Mas você está seguro atrás dos limites de seu muro. Você mora em seu quarto. Há uma abertura na porta, que você criou para sua mãe passar o prato com comida e, vez ou outra, trocar algum bilhete com você. Ela nunca desiste. Você raramente responde os bilhetes dela, mas ela continua escrevendo, todos os dias, durante estes 17 anos, 7 meses e 23 dias ela não falha uma única vez sequer. Ela tem esperança que você saia e que tudo seja da maneira que ela sempre fantasiou. Ahh... e você se sente culpado de uma forma que jamais caberia em palavras! E você chora como um tolo enquanto escreve isso. E você, que já não crê em nada, reza para qualquer coisa que possa existir para nunca haver nascido, para ser apagado da memória dela. Seria mais fácil se todos o odiassem.

Hikikomori. A nomenclatura sempre o define de uma forma para o classificar, mas nunca de uma forma para realmente o conhecer. É assim que denominam isso que me tornei. Já não me lembro há quantos anos não pronuncio uma única palavra. Você não precisa mais se preocupar com muitas coisas. Não há mais vida social, não precisa mais se preocupar em agradar ninguém. Sem mais falsos sorrisos, conversas forçadas e coisas do gênero. Você não precisa mais viver para os outros, mas, se você não viver para os outros, viverá para quê?
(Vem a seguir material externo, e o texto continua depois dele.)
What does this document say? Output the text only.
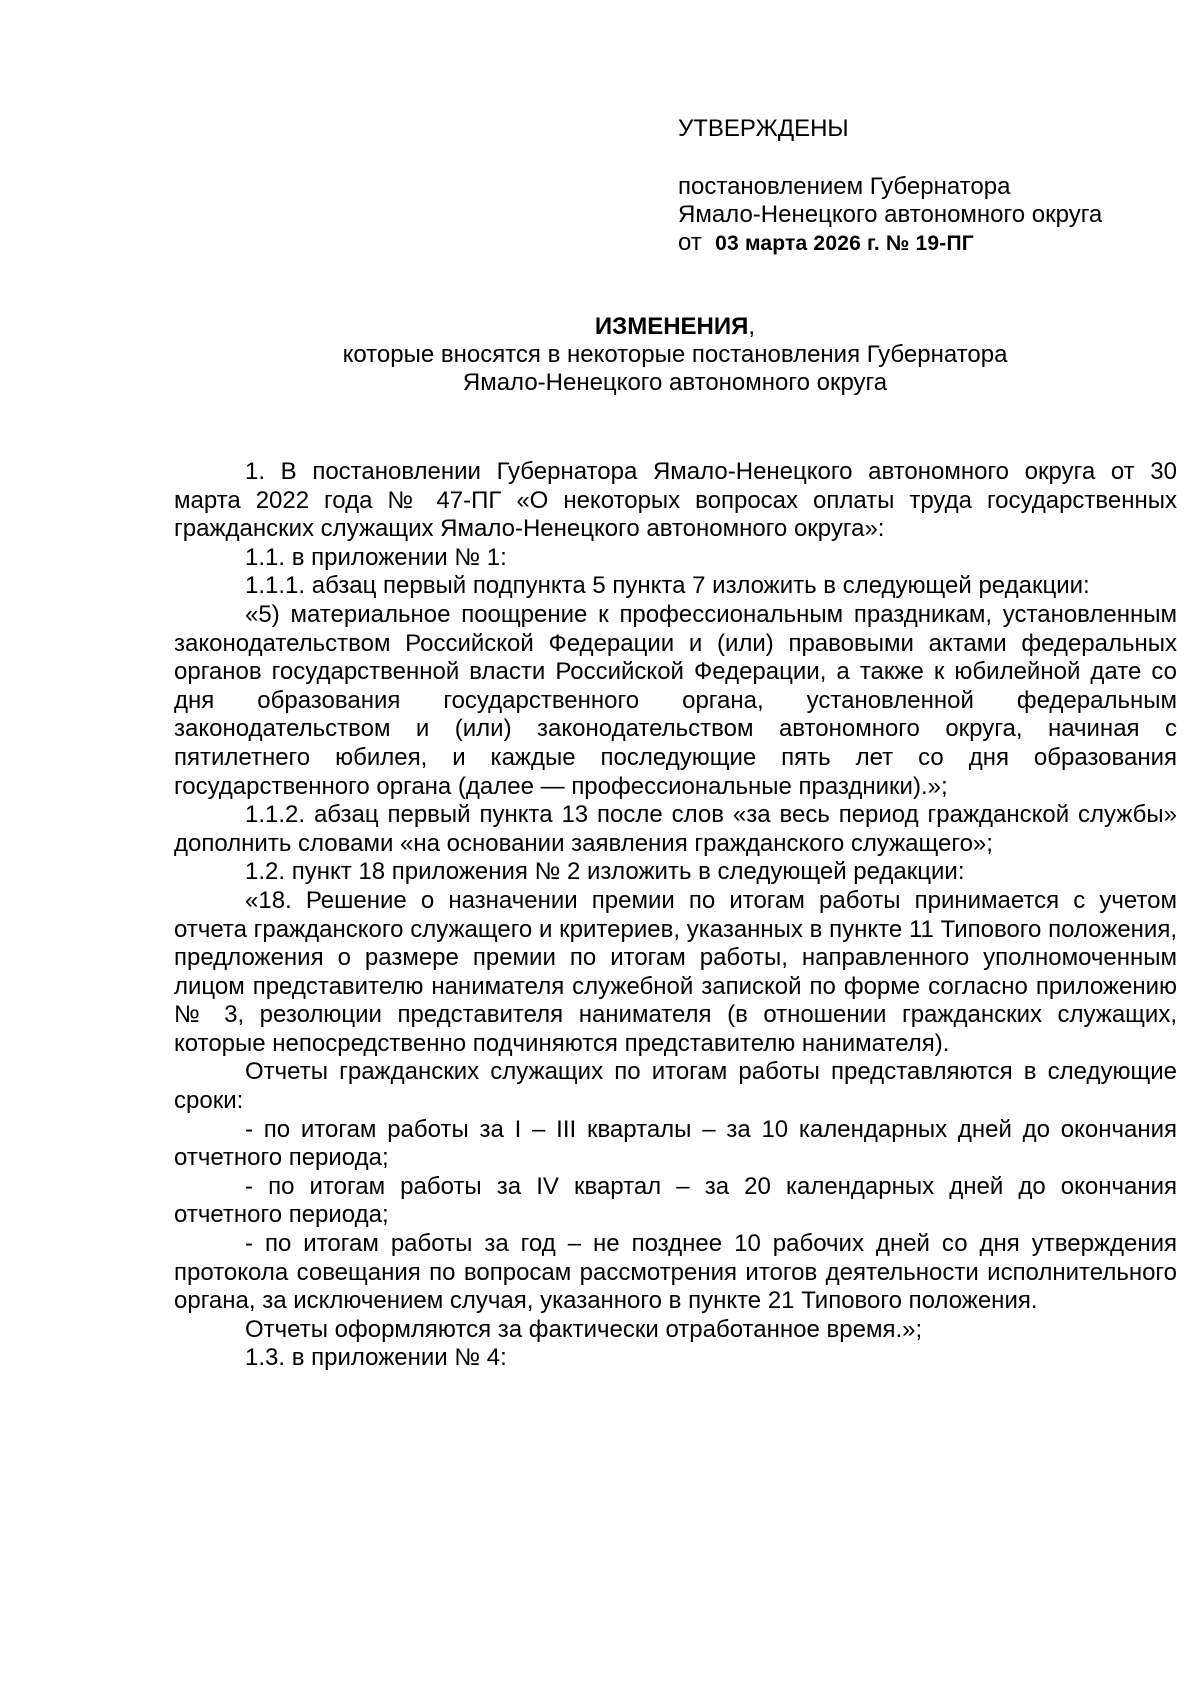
УТВЕРЖДЕНЫ
постановлением Губернатора
Ямало-Ненецкого автономного округа
от 03 марта 2026 г. № 19-ПГ
ИЗМЕНЕНИЯ,
которые вносятся в некоторые постановления Губернатора
Ямало-Ненецкого автономного округа

1. В постановлении Губернатора Ямало-Ненецкого автономного округа от 30 марта 2022 года № 47-ПГ «О некоторых вопросах оплаты труда государственных гражданских служащих Ямало-Ненецкого автономного округа»:

1.1. в приложении № 1:

1.1.1. абзац первый подпункта 5 пункта 7 изложить в следующей редакции:

«5) материальное поощрение к профессиональным праздникам, установленным законодательством Российской Федерации и (или) правовыми актами федеральных органов государственной власти Российской Федерации, а также к юбилейной дате со дня образования государственного органа, установленной федеральным законодательством и (или) законодательством автономного округа, начиная с пятилетнего юбилея, и каждые последующие пять лет со дня образования государственного органа (далее — профессиональные праздники).»;

1.1.2. абзац первый пункта 13 после слов «за весь период гражданской службы» дополнить словами «на основании заявления гражданского служащего»;

1.2. пункт 18 приложения № 2 изложить в следующей редакции:

«18. Решение о назначении премии по итогам работы принимается с учетом отчета гражданского служащего и критериев, указанных в пункте 11 Типового положения, предложения о размере премии по итогам работы, направленного уполномоченным лицом представителю нанимателя служебной запиской по форме согласно приложению № 3, резолюции представителя нанимателя (в отношении гражданских служащих, которые непосредственно подчиняются представителю нанимателя).

Отчеты гражданских служащих по итогам работы представляются в следующие сроки:

- по итогам работы за I – III кварталы – за 10 календарных дней до окончания отчетного периода;

- по итогам работы за IV квартал – за 20 календарных дней до окончания отчетного периода;

- по итогам работы за год – не позднее 10 рабочих дней со дня утверждения протокола совещания по вопросам рассмотрения итогов деятельности исполнительного органа, за исключением случая, указанного в пункте 21 Типового положения.

Отчеты оформляются за фактически отработанное время.»;

1.3. в приложении № 4:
Poucos banhos mensais, sem mais vaidade. Um novo tipo de monge. Um novo tipo de ermitão. Você divide a maior parte de seu tempo entre a TV e o computador; uma fatia menor entre livros e quebra-cabeças. Você conhece um sem número de animes, e o motivo de você continuar vivendo passa a ser conhecer o final daqueles que está assistindo no momento (uma dica, sempre esteja assistindo algum), ou o final do romance que está lendo (histórias diferentes de sua vida maçante), ou então, a grande razão de sua existência passa a ser colocar a peça final do quebra-cabeças que está montando no momento. Nada muito nobre, nenhuma epopéia.

Você só escreve bilhetes para sua mãe para lhe pedir bebidas alcoólicas ou mesmo morfina. Então, você descreve seu sofrimento para persuadi-la (egoísta, imundo). E você chora por horas quando recebe aquilo que pediu através daquela pequena abertura da porta de seu quarto. E você ouve um choro contido, que faz de tudo para não ser ouvido, ir ficando cada vez mais baixo e distante do outro lado da porta. Culpa. Culpa. Culpa. E você queria tanto ser diferente! Mas você simplesmente não consegue! Não consegue!

Tudo que você faz é escrever esta carta. A única carta que escreveu durante estes 17 anos, 7 meses e 23 dias que esteve em seu quarto. Uma carta que fala um pouco sobre você, que poderia ser destinada a qualquer estranho, para que pudesse conhecê-lo um pouco. Mas ela é destinada a sua mãe. Dizendo que você já montou todos os quebra-cabeças que podia montar. Que não precisa mais passar um prato com alimento no dia seguinte. Que você fez tudo da maneira mais limpa possível, mas, ainda assim (você que sempre pediu tanto e retribui pouco), pede que sua mãe não entre; que mande outro retirá-lo do quarto após todos esses anos de isolamento. Não pede perdão, porque sabe que ela nunca o culpou. E você, inutilmente, lamenta que esta carta seja tão útil quanto foi sua vida.